C. Scott Ananian (2014-02-25T03:22:27.000Z)
On Mon, Feb 24, 2014 at 4:24 PM, Claude Pache <claude.pache at gmail.com> wrote:
> Indeed, but the question was about producing/forwarding holes rather than skip them, so that, e.g., `Array.from` could replace the elements at the correct positions.

You'd probably want `Array.fromEntries` then, and pass in an
appropriate entries iterator.  Note that `Map()` already takes an
entries iterator; maybe you'd want an `Object.fromEntries` as well?

The more this is discussed, the more I am convinced that the current
"holes are evil" behavior of `Array.from` and the `ArrayIterator` is
the correct thing.  Once you start introducing holes, they crop up
everywhere.  Just mentally tell yourself that `Array.from` is a method
to fill in holes, *not* a method to clone an array.  Use one of the
discussed workarounds if you need holes.
  --scott
domenic at domenicdenicola.com (2014-03-02T22:44:55.994Z)
You'd probably want `Array.fromEntries` then, and pass in an
appropriate entries iterator.  Note that `Map()` already takes an
entries iterator; maybe you'd want an `Object.fromEntries` as well?

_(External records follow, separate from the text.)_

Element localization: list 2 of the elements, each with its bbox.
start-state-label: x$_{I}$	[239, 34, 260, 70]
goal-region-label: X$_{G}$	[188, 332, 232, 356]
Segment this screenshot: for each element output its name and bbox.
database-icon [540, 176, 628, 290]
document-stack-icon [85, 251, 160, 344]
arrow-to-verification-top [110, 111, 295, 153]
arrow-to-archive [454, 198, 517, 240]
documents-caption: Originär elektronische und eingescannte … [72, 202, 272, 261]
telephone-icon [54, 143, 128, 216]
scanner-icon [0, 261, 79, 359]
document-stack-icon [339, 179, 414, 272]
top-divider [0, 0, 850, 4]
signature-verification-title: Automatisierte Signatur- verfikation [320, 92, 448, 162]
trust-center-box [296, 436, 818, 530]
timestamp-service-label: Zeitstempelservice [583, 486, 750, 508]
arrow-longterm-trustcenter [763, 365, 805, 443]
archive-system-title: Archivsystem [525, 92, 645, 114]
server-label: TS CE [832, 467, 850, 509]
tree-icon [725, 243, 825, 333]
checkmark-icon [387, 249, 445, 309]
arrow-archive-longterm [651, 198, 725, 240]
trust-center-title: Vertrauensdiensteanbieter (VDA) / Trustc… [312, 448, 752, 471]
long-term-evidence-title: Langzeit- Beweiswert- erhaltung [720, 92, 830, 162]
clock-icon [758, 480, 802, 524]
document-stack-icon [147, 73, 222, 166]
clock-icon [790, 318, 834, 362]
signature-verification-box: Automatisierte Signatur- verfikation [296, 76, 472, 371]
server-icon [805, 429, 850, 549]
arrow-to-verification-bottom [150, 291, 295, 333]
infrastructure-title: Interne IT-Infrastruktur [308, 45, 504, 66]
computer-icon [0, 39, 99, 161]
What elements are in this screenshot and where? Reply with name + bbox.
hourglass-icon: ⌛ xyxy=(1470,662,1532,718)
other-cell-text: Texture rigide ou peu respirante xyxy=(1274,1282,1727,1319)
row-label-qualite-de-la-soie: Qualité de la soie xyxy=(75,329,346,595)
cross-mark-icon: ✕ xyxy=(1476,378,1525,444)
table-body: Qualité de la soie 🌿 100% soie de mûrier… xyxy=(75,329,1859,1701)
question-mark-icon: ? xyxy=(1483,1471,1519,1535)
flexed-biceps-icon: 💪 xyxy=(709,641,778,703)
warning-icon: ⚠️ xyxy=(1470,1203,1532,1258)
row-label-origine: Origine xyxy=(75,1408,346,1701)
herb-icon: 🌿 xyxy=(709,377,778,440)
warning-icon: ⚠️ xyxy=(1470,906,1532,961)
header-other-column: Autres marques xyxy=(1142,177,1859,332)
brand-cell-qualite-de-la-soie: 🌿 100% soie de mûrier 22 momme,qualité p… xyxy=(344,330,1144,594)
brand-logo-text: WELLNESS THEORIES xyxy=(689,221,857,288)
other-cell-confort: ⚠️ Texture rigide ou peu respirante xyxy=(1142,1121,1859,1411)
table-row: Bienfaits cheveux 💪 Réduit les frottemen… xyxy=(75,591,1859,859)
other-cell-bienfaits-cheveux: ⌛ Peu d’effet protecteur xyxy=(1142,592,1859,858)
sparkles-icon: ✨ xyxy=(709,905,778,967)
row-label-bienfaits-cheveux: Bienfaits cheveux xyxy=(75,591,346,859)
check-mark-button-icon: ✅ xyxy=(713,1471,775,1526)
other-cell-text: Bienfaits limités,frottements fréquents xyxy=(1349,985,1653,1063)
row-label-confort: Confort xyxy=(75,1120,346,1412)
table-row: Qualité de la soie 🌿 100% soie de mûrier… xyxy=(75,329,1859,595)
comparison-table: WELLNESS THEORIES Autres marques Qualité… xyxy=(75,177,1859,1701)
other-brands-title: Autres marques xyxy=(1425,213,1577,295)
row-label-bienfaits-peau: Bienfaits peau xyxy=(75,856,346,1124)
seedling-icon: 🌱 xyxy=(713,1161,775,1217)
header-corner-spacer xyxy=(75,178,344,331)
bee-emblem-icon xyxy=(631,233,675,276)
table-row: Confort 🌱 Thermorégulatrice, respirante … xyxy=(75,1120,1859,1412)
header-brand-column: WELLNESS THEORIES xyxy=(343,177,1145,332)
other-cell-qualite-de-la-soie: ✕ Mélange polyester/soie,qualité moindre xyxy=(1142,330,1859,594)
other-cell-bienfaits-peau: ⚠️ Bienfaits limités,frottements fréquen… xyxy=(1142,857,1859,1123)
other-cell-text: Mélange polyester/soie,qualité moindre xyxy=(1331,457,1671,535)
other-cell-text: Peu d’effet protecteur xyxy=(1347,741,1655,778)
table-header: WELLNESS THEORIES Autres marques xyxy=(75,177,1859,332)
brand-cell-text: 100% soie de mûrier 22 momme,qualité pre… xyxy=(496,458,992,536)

The more this is discussed, the more I am convinced that the current
"holes are evil" behavior of `Array.from` and the `ArrayIterator` is
the correct thing.  Once you start introducing holes, they crop up
everywhere.  Just mentally tell yourself that `Array.from` is a method
to fill in holes, *not* a method to clone an array.  Use one of the
discussed workarounds if you need holes.